It is, once mused an actor of east-endish origins, good to talk. Since mobile phones tipped into the mainstream in the late Nineties, we've had voice contact with everyone from loved ones to the local pizza delivery place a pocket's distance away.
But, according to the CTIA, the trade group representing the US wireless industry, the average length of our mobile phone calls has dropped drastically in the last six years. In 2006 the average call was 3.03 minutes long. By the end of 2011 they were down to 1.78 minutes. Why have we stopped talking? (Or, at least, paying to talk.)
The answer, at least according to a lengthy report in The Wall Street Journal, is – like so many things – down to Apple and its 2007 release of the iPhone, which allowed users to communicate via numerous non-call routes including voice-over-internet protocol, email and, latterly (the fee-free) iMessage. The other smartphones that followed Apple only furthered this troublesome development for the phone networks (who will counter it with increased unlimited-call packages).
It's not just smartphones, though. Since 2006, Facebook has gained as many users as there were on the entire web at its inception in 2004. Twitter has no doubt eaten into the SMS market, too. Do we need to ring cousin Dave to see how his newborn is doing, when we can see pictures of the baby on Facebook and get instant updates from the delivery room? Possibly not. But we won't stop chatting. This week sees the launch of Sean Parker and Shawn Fanning's peer-to-peer chat network Airtime, which hopes to do to the phone industry what their Napster did to music. Which could be great news, unless you own shares in 02 or AT&T.
A Napoleonic approach to brands
There was much amusement this week after a blogger Philip Howard (the author of a genteel account of life on a North Carolina island) noted that his e-reader – Barnes and Noble's popular own-brand Nook – had replace Leo Tolstoy's various mention of the word "kindled" in War and Peace to "Nookd" as a riposte to its Amazonian rival, the Kindle.

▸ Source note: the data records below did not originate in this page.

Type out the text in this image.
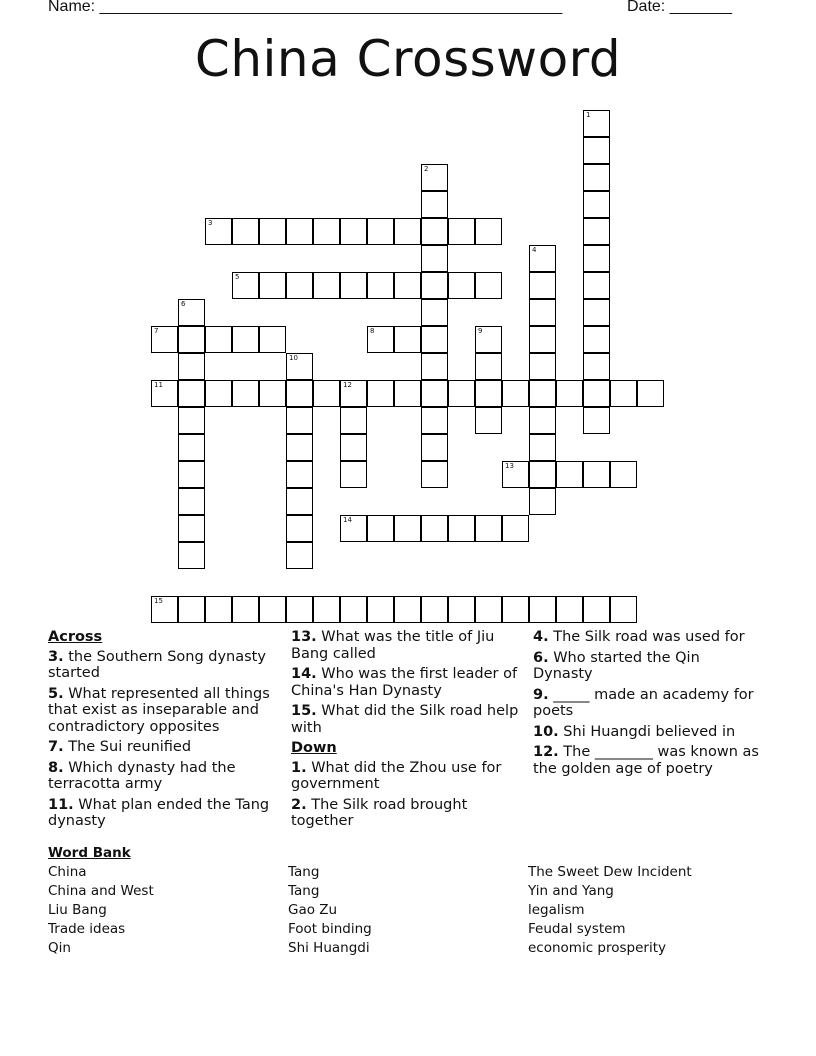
Name: ____________________________________________________	Date: _______
China Crossword
1
2
3
4
5
6
7	8	9
10
11	12
13
14
15
Across
3. the Southern Song dynasty started
5. What represented all things that exist as inseparable and contradictory opposites
7. The Sui reunified
8. Which dynasty had the terracotta army
11. What plan ended the Tang dynasty
13. What was the title of Jiu Bang called
14. Who was the first leader of China's Han Dynasty
15. What did the Silk road help with
Down
1. What did the Zhou use for government
2. The Silk road brought together
4. The Silk road was used for
6. Who started the Qin Dynasty
9. _____ made an academy for poets
10. Shi Huangdi believed in
12. The ________ was known as the golden age of poetry
Word Bank
China
China and West
Liu Bang
Trade ideas
Qin
Tang
Tang
Gao Zu
Foot binding
Shi Huangdi
The Sweet Dew Incident
Yin and Yang
legalism
Feudal system
economic prosperity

The error was a mistake by the manufacturers, obviously. But it points to an interesting juncture where corporations try to get users to make their products verbs – ie, "let me google that".
Indeed, the recent TV remake of Hawaii Five-0 may never recover from one its characters proclaiming: "Don't believe me? Bing it!" But owning a verb can be dangerous ground. As The Independent's Rhodri Marsden wrote last year (ind.pn/genbrands), if a brand name became generic – if we referred to having read an e-book as having "Nookd" it– the branding could potentially lose all its value. Which is why Larry and Sergey rarely "google" anything. And not only that, it might ruin one of the greatest pieces of 19th-century literature.
Bring out your dead... sports shoes
If you're anything like me, the bottom of your wardrobe is likely filled with old trainers that are too healthy to bin, but too knackered to wear outside.
Not many retailers offer a chance to return worn old goods, but sportswear brand Puma has recently added "Bring Me Back" bins into its stores so it can recycle and repurpose old pairs of King football boots and whatnot. (Other clothing brands are also accepted). Of course many local councils will gladly recycle old clothes, but if the cool of a global brand encourages more people to do it it's no bad thing.
Indeed, Puma has quite decent form for its environmental work. In 2010, it became one of the first companies to put a monetary value on its environmental impact and list it on an environmental profit and loss sheet.